Dağlıca baskını öncesinde de PKK'lılara ait görüntüler tespit edilmesine rağmen yine herhangi bir önlem alınmadığı belirlenmişti.
Terör Uzmanı Tuncer
Günay, Genelkurmay, Emniyet,
MİT, Jandarma ve hükümetten temsilcilerin de bulunduğu Heron görüntülerini
izleme ve değerlendirme koordinasyon merkezinin kurulmasını
teklif ediyor. Görüntülerin sadece bölgedeki karargâhların dışında eşzamanlı olarak bu merkezlerden de izleneceğini anlatan Günay, bu durumda zafiyetin en aza indirileceğini düşünüyor. Günay, şöyle devam ediyor: "Böylece teröristlerin baskın öncesi
hazırlık yaptıkları halde nasıl olup da müdahale edilmediğini anlamış oluruz. Her baskından sonra çemberi yarıp kaçtıklarını sadece birkaç
komutan değil, toplumu ve hükümeti temsil eden bu yasal merkez de görecektir. Öfkeyi ve etnik gerilimi artıran karakol baskınlarının iç yüzü daha iyi anlaşılacak. Toplumda beliren ağır kuşkular dağılacaktır."

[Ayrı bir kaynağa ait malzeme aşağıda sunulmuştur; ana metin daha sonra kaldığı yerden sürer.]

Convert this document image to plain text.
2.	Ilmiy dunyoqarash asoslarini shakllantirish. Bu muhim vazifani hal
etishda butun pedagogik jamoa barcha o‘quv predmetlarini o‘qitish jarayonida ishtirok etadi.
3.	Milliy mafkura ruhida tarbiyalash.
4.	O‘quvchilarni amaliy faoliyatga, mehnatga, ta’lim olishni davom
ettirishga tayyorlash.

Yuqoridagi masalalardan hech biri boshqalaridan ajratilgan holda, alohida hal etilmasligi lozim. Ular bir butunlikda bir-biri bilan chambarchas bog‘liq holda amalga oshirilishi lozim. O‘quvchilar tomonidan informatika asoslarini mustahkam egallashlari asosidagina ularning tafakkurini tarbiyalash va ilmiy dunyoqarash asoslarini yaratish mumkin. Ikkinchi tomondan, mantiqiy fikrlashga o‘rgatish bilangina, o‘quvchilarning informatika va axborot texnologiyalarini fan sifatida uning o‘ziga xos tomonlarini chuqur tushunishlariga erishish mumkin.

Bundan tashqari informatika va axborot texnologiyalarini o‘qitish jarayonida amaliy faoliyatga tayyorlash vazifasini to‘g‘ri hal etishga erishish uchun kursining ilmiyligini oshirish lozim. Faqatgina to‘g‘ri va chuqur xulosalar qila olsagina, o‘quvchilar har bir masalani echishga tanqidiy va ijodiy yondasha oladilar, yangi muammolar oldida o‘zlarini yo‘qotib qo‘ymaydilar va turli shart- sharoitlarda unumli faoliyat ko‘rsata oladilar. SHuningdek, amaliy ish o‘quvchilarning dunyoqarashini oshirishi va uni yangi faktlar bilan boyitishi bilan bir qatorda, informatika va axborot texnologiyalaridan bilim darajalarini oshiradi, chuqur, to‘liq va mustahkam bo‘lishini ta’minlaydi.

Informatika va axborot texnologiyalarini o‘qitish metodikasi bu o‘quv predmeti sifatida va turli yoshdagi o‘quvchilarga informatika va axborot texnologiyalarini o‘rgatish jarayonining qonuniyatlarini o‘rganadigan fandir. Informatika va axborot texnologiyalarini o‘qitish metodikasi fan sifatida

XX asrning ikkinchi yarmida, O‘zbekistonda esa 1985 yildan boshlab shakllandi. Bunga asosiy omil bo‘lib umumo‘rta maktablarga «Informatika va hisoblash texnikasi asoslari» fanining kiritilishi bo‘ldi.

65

Strateji ve Siyaset Bilimi Uzmanı Prof. Dr. Birol Akgün de görüntülerin farklı birimler tarafından değerlendirilmesinin başta Genelkurmay olmak üzere Türkiye'ye yarar sağlayacağını belirtiyor. İstihbaratın değerlendirilmesinin çok önemli bir süreç olduğunu ifade eden Akgün, bu işleyişin
sivil irade tarafından da denetlenmesi gerektiğini vurguluyor. Yakın bir zaman önce kurulan
Kamu Güvenliği Müsteşarlığı'na bu konuda önemli görevler düştüğünü belirtiyor.

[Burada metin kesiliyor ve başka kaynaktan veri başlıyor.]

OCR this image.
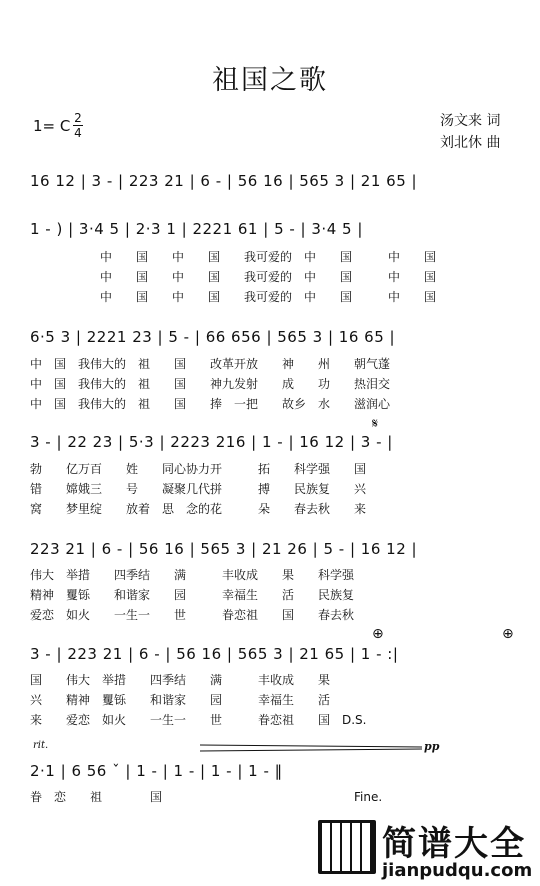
祖国之歌
1= C 2
4
汤文来 词
刘北休 曲
16 12 | 3 - | 223 21 | 6 - | 56 16 | 565 3 | 21 65 |
1 - ) | 3·4 5 | 2·3 1 | 2221 61 | 5 - | 3·4 5 |
中　　国　　中　　国　　我可爱的　中　　国　　　中　　国
中　　国　　中　　国　　我可爱的　中　　国　　　中　　国
中　　国　　中　　国　　我可爱的　中　　国　　　中　　国
6·5 3 | 2221 23 | 5 - | 66 656 | 565 3 | 16 65 |
中　国　我伟大的　祖　　国　　改革开放　　神　　州　　朝气蓬
中　国　我伟大的　祖　　国　　神九发射　　成　　功　　热泪交
中　国　我伟大的　祖　　国　　捧　一把　　故乡　水　　滋润心
𝄋
3 - | 22 23 | 5·3 | 2223 216 | 1 - | 16 12 | 3 - |
勃　　亿万百　　姓　　同心协力开　　　拓　　科学强　　国
错　　嫦娥三　　号　　凝聚几代拼　　　搏　　民族复　　兴
窝　　梦里绽　　放着　思　念的花　　　朵　　春去秋　　来
223 21 | 6 - | 56 16 | 565 3 | 21 26 | 5 - | 16 12 |
伟大　举措　　四季结　　满　　　丰收成　　果　　科学强
精神　矍铄　　和谐家　　园　　　幸福生　　活　　民族复
爱恋　如火　　一生一　　世　　　眷恋祖　　国　　春去秋
⊕	⊕
3 - | 223 21 | 6 - | 56 16 | 565 3 | 21 65 | 1 - :|
国　　伟大　举措　　四季结　　满　　　丰收成　　果
兴　　精神　矍铄　　和谐家　　园　　　幸福生　　活
来　　爱恋　如火　　一生一　　世　　　眷恋祖　　国　D.S.
rit.	pp
2·1 | 6 56 ˇ | 1 - | 1 - | 1 - | 1 - ‖
眷　恋　　祖　　　　国　　　　　　　　　　　　　　　　Fine.
简谱大全
jianpudqu.com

Heronların kontrolünün kimlerin elinde bulunduğunun da çok önemli olduğuna dikkat çeken Akgün, şöyle devam ediyor: "Bu araçları kullanan ekiplerin önemli bir kısmı İsrail'den geliyor. Görüntülerin değerlendirilmesi için nasıl bir aktarım yapıldığı burada çok önemli. Bu mekanizmanın kontrolü o coğrafyayı iyi bilenlerin elinde olmalı."